И голос Ховры окал, точно икал:
– Паныч-ок! Паныч-ок!
– Предрассудок! – решил веселый пан. – Не может человек за десять или сколько там верст услышать, как его гукают. А если и услышит, – потому что есть такие законы природы, которые нам и неизвестны, – так все равно на плохих лошадях, как там ни старайся, скоро не прискачешь.
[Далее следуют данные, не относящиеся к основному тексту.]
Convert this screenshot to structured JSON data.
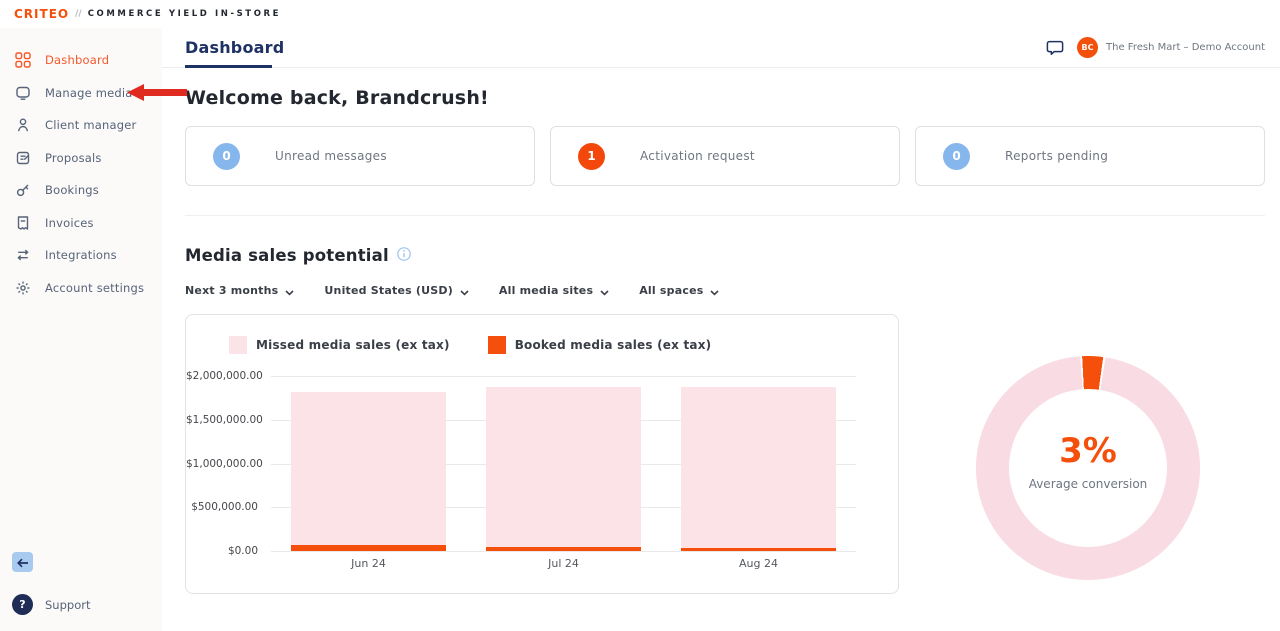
{
  "topbar": {
    "logo": "CRITEO",
    "separator": "//",
    "product": "COMMERCE YIELD IN-STORE"
  },
  "sidebar": {
    "items": [
      {
        "label": "Dashboard",
        "icon": "grid-icon",
        "active": true
      },
      {
        "label": "Manage media",
        "icon": "screen-icon",
        "active": false
      },
      {
        "label": "Client manager",
        "icon": "person-icon",
        "active": false
      },
      {
        "label": "Proposals",
        "icon": "note-icon",
        "active": false
      },
      {
        "label": "Bookings",
        "icon": "key-icon",
        "active": false
      },
      {
        "label": "Invoices",
        "icon": "receipt-icon",
        "active": false
      },
      {
        "label": "Integrations",
        "icon": "swap-arrows-icon",
        "active": false
      },
      {
        "label": "Account settings",
        "icon": "gear-icon",
        "active": false
      }
    ],
    "support_label": "Support"
  },
  "annotation": {
    "type": "left-pointing-arrow",
    "target": "Manage media",
    "color": "#E02B20"
  },
  "header": {
    "title": "Dashboard",
    "account_name": "The Fresh Mart – Demo Account",
    "avatar_initials": "BC"
  },
  "welcome": "Welcome back, Brandcrush!",
  "stat_cards": [
    {
      "count": "0",
      "label": "Unread messages",
      "color": "#85B6EC"
    },
    {
      "count": "1",
      "label": "Activation request",
      "color": "#F4470B"
    },
    {
      "count": "0",
      "label": "Reports pending",
      "color": "#85B6EC"
    }
  ],
  "section": {
    "title": "Media sales potential"
  },
  "filters": [
    {
      "label": "Next 3 months"
    },
    {
      "label": "United States (USD)"
    },
    {
      "label": "All media sites"
    },
    {
      "label": "All spaces"
    }
  ],
  "chart_data": [
    {
      "type": "bar",
      "stacked": true,
      "categories": [
        "Jun 24",
        "Jul 24",
        "Aug 24"
      ],
      "series": [
        {
          "name": "Missed media sales (ex tax)",
          "color": "#FBE3E8",
          "values": [
            1750000,
            1830000,
            1850000
          ],
          "stack_position": "top"
        },
        {
          "name": "Booked media sales (ex tax)",
          "color": "#F4500C",
          "values": [
            70000,
            45000,
            30000
          ],
          "stack_position": "bottom"
        }
      ],
      "ylim": [
        0,
        2000000
      ],
      "yticks": [
        "$2,000,000.00",
        "$1,500,000.00",
        "$1,000,000.00",
        "$500,000.00",
        "$0.00"
      ],
      "grid": true,
      "legend_position": "top"
    },
    {
      "type": "pie",
      "donut": true,
      "slices": [
        {
          "name": "converted",
          "value": 3,
          "color": "#F4500C"
        },
        {
          "name": "remainder",
          "value": 97,
          "color": "#F9DBE3"
        }
      ],
      "center_value": "3%",
      "center_label": "Average conversion"
    }
  ],
  "colors": {
    "brand_orange": "#F4500C",
    "sidebar_active": "#F4582B",
    "navy": "#1E3264",
    "annotation_red": "#E02B20",
    "info_blue": "#9CC3F0"
  }
}
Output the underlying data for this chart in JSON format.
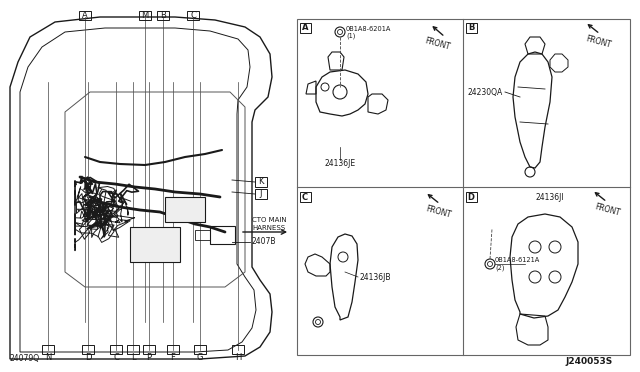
{
  "bg_color": "#ffffff",
  "line_color": "#1a1a1a",
  "border_color": "#888888",
  "title_bottom_right": "J240053S",
  "main_label": "24079Q",
  "part_2407B": "2407B",
  "part_24136JE": "24136JE",
  "part_24230QA": "24230QA",
  "part_24136JB": "24136JB",
  "part_24136JII": "24136JI",
  "bolt_A": "0B1A8-6201A",
  "bolt_A2": "(1)",
  "bolt_B": "0B1A8-6121A",
  "bolt_B2": "(2)",
  "label_TO_MAIN": "CTO MAIN\nHARNESS",
  "letters_top": [
    "A",
    "M",
    "B",
    "C"
  ],
  "letters_bottom": [
    "N",
    "D",
    "C",
    "L",
    "P",
    "F",
    "G",
    "H"
  ],
  "letters_J": "J",
  "letters_K": "K",
  "section_A": "A",
  "section_B": "B",
  "section_C": "C",
  "section_D": "D",
  "front_label": "FRONT",
  "fig_width": 6.4,
  "fig_height": 3.72,
  "dpi": 100
}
Вернулась Ховра с Ганкой с испуганными, видевшими полевую снежную ночь глазами.
Потом угощали веселого пана и паненок ячменной кутьей. И вдруг снова залаяла собака, и затопталась пани:
– Ну вот! Ну вот!
И застукало болью сердце у панны Цеси.
Потом заскрипели шаги у дверей, и много молодых голосов спросило о чем-то.
– Звезда! – сказал кто-то. – Со звездою пришли!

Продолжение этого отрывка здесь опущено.